Nearly a century ago today, Oregon implemented a novel policy idea that’s since become a national mainstay: It became the first state to implement a gas tax. But with the tax on its last legs, it may also be the state that figures out how to replace it.

The Oregon legislature instituted the tax in 1919. The roads used by cars needed a funding source, so why not tie it to the thing that makes the cars run? Within 10 years, every state had one — mostly at one or two cents a gallon. Within 15 years, the federal government had one, too. It quickly became a major source of revenue for states and the nation, funding infrastructure spending and more. But the guy who invented it — Loyal M. Graham — became disillusioned with his own idea, the Beaver County Times reported in 1962:

Oregon gas tax in the Beaver County Times, March 20, 1962. ( Courtesy Google News )
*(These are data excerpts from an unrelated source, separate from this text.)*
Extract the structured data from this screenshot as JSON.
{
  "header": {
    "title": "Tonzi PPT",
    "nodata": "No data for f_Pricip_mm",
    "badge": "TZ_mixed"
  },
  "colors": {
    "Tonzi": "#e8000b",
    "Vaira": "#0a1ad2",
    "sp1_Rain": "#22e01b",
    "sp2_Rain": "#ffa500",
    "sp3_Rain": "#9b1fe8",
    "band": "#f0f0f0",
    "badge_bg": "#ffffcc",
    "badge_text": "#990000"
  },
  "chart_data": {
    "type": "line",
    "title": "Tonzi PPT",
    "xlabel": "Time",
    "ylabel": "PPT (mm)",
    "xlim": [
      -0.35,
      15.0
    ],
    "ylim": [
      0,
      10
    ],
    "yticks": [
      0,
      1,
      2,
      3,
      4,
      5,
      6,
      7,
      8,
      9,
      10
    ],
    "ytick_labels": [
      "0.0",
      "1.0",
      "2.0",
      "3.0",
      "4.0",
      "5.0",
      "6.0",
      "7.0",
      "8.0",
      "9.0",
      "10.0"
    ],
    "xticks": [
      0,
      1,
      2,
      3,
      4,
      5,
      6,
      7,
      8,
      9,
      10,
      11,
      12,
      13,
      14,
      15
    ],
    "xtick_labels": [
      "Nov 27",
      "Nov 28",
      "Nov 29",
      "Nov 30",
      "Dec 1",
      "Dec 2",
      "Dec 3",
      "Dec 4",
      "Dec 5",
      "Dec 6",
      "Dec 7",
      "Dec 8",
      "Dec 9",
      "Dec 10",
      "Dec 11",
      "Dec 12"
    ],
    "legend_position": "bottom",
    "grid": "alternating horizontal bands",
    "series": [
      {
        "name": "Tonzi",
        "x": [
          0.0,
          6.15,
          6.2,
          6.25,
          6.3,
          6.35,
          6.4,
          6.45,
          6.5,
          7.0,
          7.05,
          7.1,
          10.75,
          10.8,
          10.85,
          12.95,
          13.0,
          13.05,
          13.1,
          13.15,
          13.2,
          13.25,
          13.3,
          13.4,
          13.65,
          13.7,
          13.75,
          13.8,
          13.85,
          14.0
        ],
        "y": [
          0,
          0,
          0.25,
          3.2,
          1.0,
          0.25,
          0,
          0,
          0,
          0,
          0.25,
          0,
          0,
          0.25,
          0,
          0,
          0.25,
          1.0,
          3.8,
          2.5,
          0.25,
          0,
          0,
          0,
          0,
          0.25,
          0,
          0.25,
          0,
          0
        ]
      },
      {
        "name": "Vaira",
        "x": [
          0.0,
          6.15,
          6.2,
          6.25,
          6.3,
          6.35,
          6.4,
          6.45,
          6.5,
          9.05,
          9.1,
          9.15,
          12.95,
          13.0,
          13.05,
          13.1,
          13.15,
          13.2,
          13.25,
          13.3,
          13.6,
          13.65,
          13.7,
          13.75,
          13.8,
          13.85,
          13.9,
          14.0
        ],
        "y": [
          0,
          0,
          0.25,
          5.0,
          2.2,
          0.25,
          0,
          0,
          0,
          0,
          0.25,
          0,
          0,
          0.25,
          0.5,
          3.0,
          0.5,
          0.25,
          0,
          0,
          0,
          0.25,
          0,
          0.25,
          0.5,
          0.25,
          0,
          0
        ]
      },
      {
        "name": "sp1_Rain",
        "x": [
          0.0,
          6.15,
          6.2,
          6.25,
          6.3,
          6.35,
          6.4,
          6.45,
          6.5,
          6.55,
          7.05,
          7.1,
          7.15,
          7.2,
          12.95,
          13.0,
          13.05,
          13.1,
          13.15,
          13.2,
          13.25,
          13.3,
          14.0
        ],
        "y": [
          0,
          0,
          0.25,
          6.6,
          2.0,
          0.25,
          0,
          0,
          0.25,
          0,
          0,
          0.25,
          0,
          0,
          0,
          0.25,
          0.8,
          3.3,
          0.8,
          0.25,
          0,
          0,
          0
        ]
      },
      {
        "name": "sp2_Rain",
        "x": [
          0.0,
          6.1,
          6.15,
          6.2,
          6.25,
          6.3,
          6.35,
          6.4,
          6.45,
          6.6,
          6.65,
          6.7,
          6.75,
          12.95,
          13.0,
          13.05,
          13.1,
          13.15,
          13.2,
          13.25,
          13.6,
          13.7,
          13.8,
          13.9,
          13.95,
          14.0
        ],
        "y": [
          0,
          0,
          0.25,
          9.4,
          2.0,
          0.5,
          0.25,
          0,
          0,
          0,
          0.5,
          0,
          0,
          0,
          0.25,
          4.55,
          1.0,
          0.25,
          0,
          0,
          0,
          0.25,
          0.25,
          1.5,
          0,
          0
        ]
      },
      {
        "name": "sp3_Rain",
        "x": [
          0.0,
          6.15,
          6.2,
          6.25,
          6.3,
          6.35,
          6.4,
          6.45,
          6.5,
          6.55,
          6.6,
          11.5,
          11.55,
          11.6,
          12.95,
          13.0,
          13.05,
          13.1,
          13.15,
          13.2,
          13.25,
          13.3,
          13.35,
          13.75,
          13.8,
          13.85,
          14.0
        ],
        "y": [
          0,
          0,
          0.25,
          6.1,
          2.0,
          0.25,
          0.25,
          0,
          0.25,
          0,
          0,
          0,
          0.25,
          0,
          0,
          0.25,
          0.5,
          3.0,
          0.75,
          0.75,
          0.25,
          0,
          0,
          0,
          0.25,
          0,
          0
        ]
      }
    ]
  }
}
But not everyone hated the idea. Gas taxes “met with little public resistance and in fact became quite popular with the general public,” according to a 2007 history written by the Tax Foundation. About 20 years in, the Pittsburgh Press credited gas taxes for creating a world-class highway system, though it warned that they could be abused.

(Pittsburgh Press, May 21, 1939, courtesy of Google News )

The taxes rose for years and years, but eventually failed to keep up with inflation and higher fuel efficiency. In a 2011 report, the Institute on Taxation and Economic Policy found that many states were near or at historic lows. Adjusted for construction cost growth, the average state gas tax had fallen by 20 percent in value. That year, highway user fees and user taxes — a category broader than just the gas tax — only paid for about half of local road expenses.

So, states have begun exploring alternative. In 2012, the National Conference of State Legislatures highlighted three innovative ideas in the report: tie the gas tax to inflation or some other variable that changes with fluctuating expenses as 12 states had done, come up with ways to tax alternative vehicles or fuels, or tax miles traveled.

That last idea  has a champion in the very state that solved the problem 95 years ago. Oregon has for years experimented with a vehicle-miles-traveled fee, and last year passed a law allowing up to 5,000 residents to pay that in place of a gas tax. As National Journal’s Fawn Johnson reported last week, the idea has been kicked around for some time, but Oregon is taking a lead in experimenting with it:

[T]ransportation experts have long considered such fees the best option — really, the only option — for maintaining a decent revenue stream to finance the country’s road and transit system down the line. The question was how to get the public on board with a plan that involved tracking their travels.

If it works, Oregon could be at the forefront of another tax mainstay — one updated for the 21st century.